Bishop Martin Holley was removed from office by Pope Francis on Oct. 24, 2018. Photo courtesy of the Catholic Diocese of Memphis

VATICAN CITY (RNS) — The Vatican announced Wednesday (Oct. 24) that Pope Francis has effectively fired the Roman Catholic bishop of Memphis. The unusual move reportedly came after Bishop Martin Holley refused to resign following a church investigation of mismanagement in the Tennessee diocese.

The action by the Vatican is another indication that the Vatican under Francis is moving, albeit fitfully, to hold bishops more accountable, and not only on issues related to sexual abuse. The Vatican’s one-line statement on Holley’s resignation said only that Holley has been “removed from pastoral governance.”

“It’s about management of the diocese, not abuse-related,” Vatican spokesman Greg Burke told CNN.


Holley, 63, was named an auxiliary, or assistant, bishop in Washington in 2004 under former Cardinal Theodore McCarrick, whose canonical trial on sexual abuse allegations is going on currently at the Vatican and could lead to McCarrick’s defrocking.

After Francis sent Holley to head the Memphis Diocese in October 2016, he quickly alienated many priests and parishioners with a peremptory style of leadership. National Catholic Reporter wrote that soon after his arrival, Holley ordered the transfer of some 75 percent of the diocese’s pastors. The diocese has about 65,000 Catholics and 42 parishes.

In June, the Vatican sent two U.S. archbishops, Archbishop Wilton Gregory of Atlanta and Archbishop Bernard Hebda of St.
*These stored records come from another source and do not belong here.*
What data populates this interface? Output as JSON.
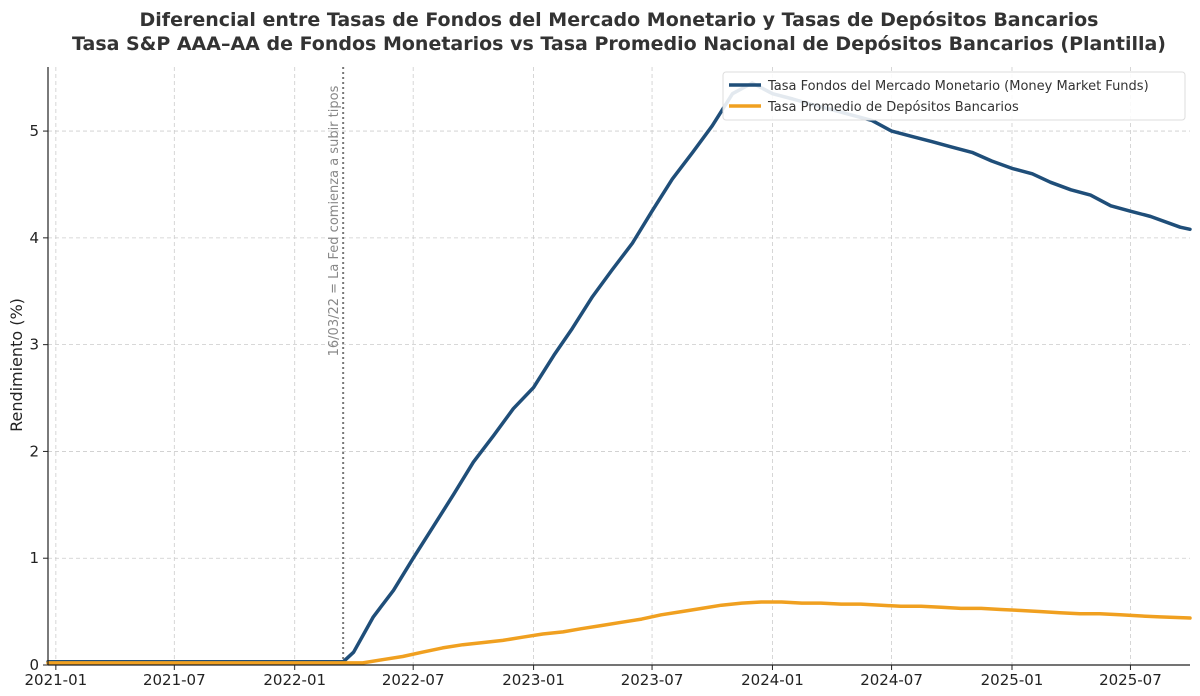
{
  "chart_data": {
    "type": "line",
    "title_line1": "Diferencial entre Tasas de Fondos del Mercado Monetario y Tasas de Depósitos Bancarios",
    "title_line2": "Tasa S&P AAA–AA de Fondos Monetarios vs Tasa Promedio Nacional de Depósitos Bancarios (Plantilla)",
    "ylabel": "Rendimiento (%)",
    "xlabel": "",
    "x_range": [
      "2020-12-20",
      "2025-09-30"
    ],
    "ylim": [
      0,
      5.6
    ],
    "x_ticks": [
      "2021-01",
      "2021-07",
      "2022-01",
      "2022-07",
      "2023-01",
      "2023-07",
      "2024-01",
      "2024-07",
      "2025-01",
      "2025-07"
    ],
    "y_ticks": [
      "0",
      "1",
      "2",
      "3",
      "4",
      "5"
    ],
    "grid": "on",
    "legend": "top-right",
    "annotation": {
      "date": "2022-03-16",
      "text": "16/03/22 = La Fed comienza a subir tipos"
    },
    "series": [
      {
        "name": "Tasa Fondos del Mercado Monetario (Money Market Funds)",
        "color": "#1f4e79",
        "points": [
          [
            "2020-12-20",
            0.03
          ],
          [
            "2022-03-16",
            0.03
          ],
          [
            "2022-04-01",
            0.12
          ],
          [
            "2022-05-01",
            0.45
          ],
          [
            "2022-06-01",
            0.7
          ],
          [
            "2022-07-01",
            1.0
          ],
          [
            "2022-08-01",
            1.3
          ],
          [
            "2022-09-01",
            1.6
          ],
          [
            "2022-10-01",
            1.9
          ],
          [
            "2022-11-01",
            2.15
          ],
          [
            "2022-12-01",
            2.4
          ],
          [
            "2023-01-01",
            2.6
          ],
          [
            "2023-02-01",
            2.9
          ],
          [
            "2023-03-01",
            3.15
          ],
          [
            "2023-04-01",
            3.45
          ],
          [
            "2023-05-01",
            3.7
          ],
          [
            "2023-06-01",
            3.95
          ],
          [
            "2023-07-01",
            4.25
          ],
          [
            "2023-08-01",
            4.55
          ],
          [
            "2023-09-01",
            4.8
          ],
          [
            "2023-10-01",
            5.05
          ],
          [
            "2023-11-01",
            5.35
          ],
          [
            "2023-12-01",
            5.45
          ],
          [
            "2024-01-01",
            5.35
          ],
          [
            "2024-02-01",
            5.3
          ],
          [
            "2024-03-01",
            5.25
          ],
          [
            "2024-04-01",
            5.2
          ],
          [
            "2024-05-01",
            5.15
          ],
          [
            "2024-06-01",
            5.1
          ],
          [
            "2024-07-01",
            5.0
          ],
          [
            "2024-08-01",
            4.95
          ],
          [
            "2024-09-01",
            4.9
          ],
          [
            "2024-10-01",
            4.85
          ],
          [
            "2024-11-01",
            4.8
          ],
          [
            "2024-12-01",
            4.72
          ],
          [
            "2025-01-01",
            4.65
          ],
          [
            "2025-02-01",
            4.6
          ],
          [
            "2025-03-01",
            4.52
          ],
          [
            "2025-04-01",
            4.45
          ],
          [
            "2025-05-01",
            4.4
          ],
          [
            "2025-06-01",
            4.3
          ],
          [
            "2025-07-01",
            4.25
          ],
          [
            "2025-08-01",
            4.2
          ],
          [
            "2025-09-15",
            4.1
          ],
          [
            "2025-09-30",
            4.08
          ]
        ]
      },
      {
        "name": "Tasa Promedio de Depósitos Bancarios",
        "color": "#f0a020",
        "points": [
          [
            "2020-12-20",
            0.02
          ],
          [
            "2022-03-16",
            0.02
          ],
          [
            "2022-04-15",
            0.02
          ],
          [
            "2022-05-15",
            0.05
          ],
          [
            "2022-06-15",
            0.08
          ],
          [
            "2022-07-15",
            0.12
          ],
          [
            "2022-08-15",
            0.16
          ],
          [
            "2022-09-15",
            0.19
          ],
          [
            "2022-10-15",
            0.21
          ],
          [
            "2022-11-15",
            0.23
          ],
          [
            "2022-12-15",
            0.26
          ],
          [
            "2023-01-15",
            0.29
          ],
          [
            "2023-02-15",
            0.31
          ],
          [
            "2023-03-15",
            0.34
          ],
          [
            "2023-04-15",
            0.37
          ],
          [
            "2023-05-15",
            0.4
          ],
          [
            "2023-06-15",
            0.43
          ],
          [
            "2023-07-15",
            0.47
          ],
          [
            "2023-08-15",
            0.5
          ],
          [
            "2023-09-15",
            0.53
          ],
          [
            "2023-10-15",
            0.56
          ],
          [
            "2023-11-15",
            0.58
          ],
          [
            "2023-12-15",
            0.59
          ],
          [
            "2024-01-15",
            0.59
          ],
          [
            "2024-02-15",
            0.58
          ],
          [
            "2024-03-15",
            0.58
          ],
          [
            "2024-04-15",
            0.57
          ],
          [
            "2024-05-15",
            0.57
          ],
          [
            "2024-06-15",
            0.56
          ],
          [
            "2024-07-15",
            0.55
          ],
          [
            "2024-08-15",
            0.55
          ],
          [
            "2024-09-15",
            0.54
          ],
          [
            "2024-10-15",
            0.53
          ],
          [
            "2024-11-15",
            0.53
          ],
          [
            "2024-12-15",
            0.52
          ],
          [
            "2025-01-15",
            0.51
          ],
          [
            "2025-02-15",
            0.5
          ],
          [
            "2025-03-15",
            0.49
          ],
          [
            "2025-04-15",
            0.48
          ],
          [
            "2025-05-15",
            0.48
          ],
          [
            "2025-06-15",
            0.47
          ],
          [
            "2025-07-15",
            0.46
          ],
          [
            "2025-08-15",
            0.45
          ],
          [
            "2025-09-30",
            0.44
          ]
        ]
      }
    ]
  }
}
Paul-Minneapolis, on a three-day investigation, known as a visitation, to determine what was wrong in Memphis and what needed to be done.

Local news sources also said the investigators were looking at Holley’s decision to bring in a Canadian priest, the Rev. Clement Machado, to serve as his vicar general, equivalent to a chief of staff.

A week after the visitation, Machado resigned, with Holley saying Machado needed to pursue further studies and take care of his mother.

The Vatican on Wednesday gave no indication of what that visitation found, and no canon law was cited as the justification for Holley’s removal.

Archbishop Joseph Kurtz of Louisville has been appointed apostolic administrator of the Memphis Diocese until the pope names a replacement.


(David Gibson, a former national reporter for Religion News Service, is director of Fordham University’s Center on Religion and Culture.)